Pitt aims to preserve the Cathedral of Learning
By Bill Zlatos
TRIBUNE-REVIEW
Monday, May 28, 2007
Pitt is “redding up” the Cathedral of Learning.
Workers from Forest Hills-based Cost Co. are hosing down the University of Pittsburgh icon to remove 70 years of soot.
“We feel better when we’re redd up,” said Albert J. Novak, Jr., vice chancellor for institutional advancement.
Since 2000, Cost and Pitt have experimented with everything from baking soda to chemicals to remove the grime. They settled on a mixture of water and recycled glass, an abrasive as fine as powdered sugar, because it is the least harmful to the workers, lawn and plants and does not react with the iron in the building’s Indiana limestone.
Forty-two Cost employees have been working on the project since March. Some use pressure washers to blast the 42-story building at 70 pounds of pressure per square inch.

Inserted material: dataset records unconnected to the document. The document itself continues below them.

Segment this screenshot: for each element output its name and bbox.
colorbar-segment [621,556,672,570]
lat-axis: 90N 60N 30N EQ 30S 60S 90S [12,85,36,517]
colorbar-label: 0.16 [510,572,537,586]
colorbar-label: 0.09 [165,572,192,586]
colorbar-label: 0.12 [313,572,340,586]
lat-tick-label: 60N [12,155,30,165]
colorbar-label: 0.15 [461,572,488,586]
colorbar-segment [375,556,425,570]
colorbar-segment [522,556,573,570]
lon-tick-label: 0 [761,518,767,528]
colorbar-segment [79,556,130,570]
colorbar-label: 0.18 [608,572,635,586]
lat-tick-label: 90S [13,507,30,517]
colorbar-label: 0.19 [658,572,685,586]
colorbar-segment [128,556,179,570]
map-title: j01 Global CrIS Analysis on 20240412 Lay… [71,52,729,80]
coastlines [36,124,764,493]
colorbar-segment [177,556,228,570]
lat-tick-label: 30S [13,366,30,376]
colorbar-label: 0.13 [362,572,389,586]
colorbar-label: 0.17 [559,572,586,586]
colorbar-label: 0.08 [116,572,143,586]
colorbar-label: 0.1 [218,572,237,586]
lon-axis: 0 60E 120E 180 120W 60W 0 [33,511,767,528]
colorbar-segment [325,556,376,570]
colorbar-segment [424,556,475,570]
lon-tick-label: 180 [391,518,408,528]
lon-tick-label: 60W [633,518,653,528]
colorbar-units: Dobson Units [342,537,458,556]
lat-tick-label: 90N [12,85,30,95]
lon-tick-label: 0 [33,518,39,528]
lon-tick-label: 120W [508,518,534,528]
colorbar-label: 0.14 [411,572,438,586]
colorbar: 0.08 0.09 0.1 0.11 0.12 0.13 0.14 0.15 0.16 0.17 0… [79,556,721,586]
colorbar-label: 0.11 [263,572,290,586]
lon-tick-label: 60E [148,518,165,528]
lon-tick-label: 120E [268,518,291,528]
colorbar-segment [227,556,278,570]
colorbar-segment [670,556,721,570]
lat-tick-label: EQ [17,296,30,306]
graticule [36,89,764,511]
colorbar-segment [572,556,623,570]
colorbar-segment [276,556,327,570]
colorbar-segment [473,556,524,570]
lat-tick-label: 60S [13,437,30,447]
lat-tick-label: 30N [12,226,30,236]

Others replace broken or cracked stone and repoint the missing or loose mortar. About 40 percent of the building has been cleaned.
The idea is not just to give the building a bath, but to restore it.
“It’s really to save the building for another 100 years,” university architect Park L. Rankin said.
The project will cost $4.8 million. The university plans to pay for the restoration with donations or its own money. Anyone who gives at least $1,000 will become a member of the Cathedral Preservation Society.
“We’re coming at it from a legacy perspective — preserving the cathedral for future generations,” Novak said.
When university officials first considered scrubbing the building, some preservationists objected, contending the soot was part of the city’s industrial heritage.
Historical or not, the soot was harming the stone, Rankin said.
“It doesn’t allow the stone to breathe. It clogs the pores.”
In deference to the preservationists, the university is leaving a 3- by 2-foot section of stone black, behind the Fifth Avenue entrance.
Besides hurting the stone, the soot hid beautiful details, such as the cast aluminum window spandrels with molded medallions made by Alcoa. The grime hid damage, such as fallen ornamental spires that will be replaced.
Work on the restoration is expected to be finished Sept. 28.
Cost’s crews normally work from the top down, but are working from the bottom up on this project. That’s because they don’t want to tangle with the peregrine falcons and their chicks roosting on the 39th floor.
“If the falcons see us, they’ll try to do damage to the workmen,” company owner Corky Cost said.
The young falcons are expected to leave June 21, and the crews will be able to clean above the 25th floor.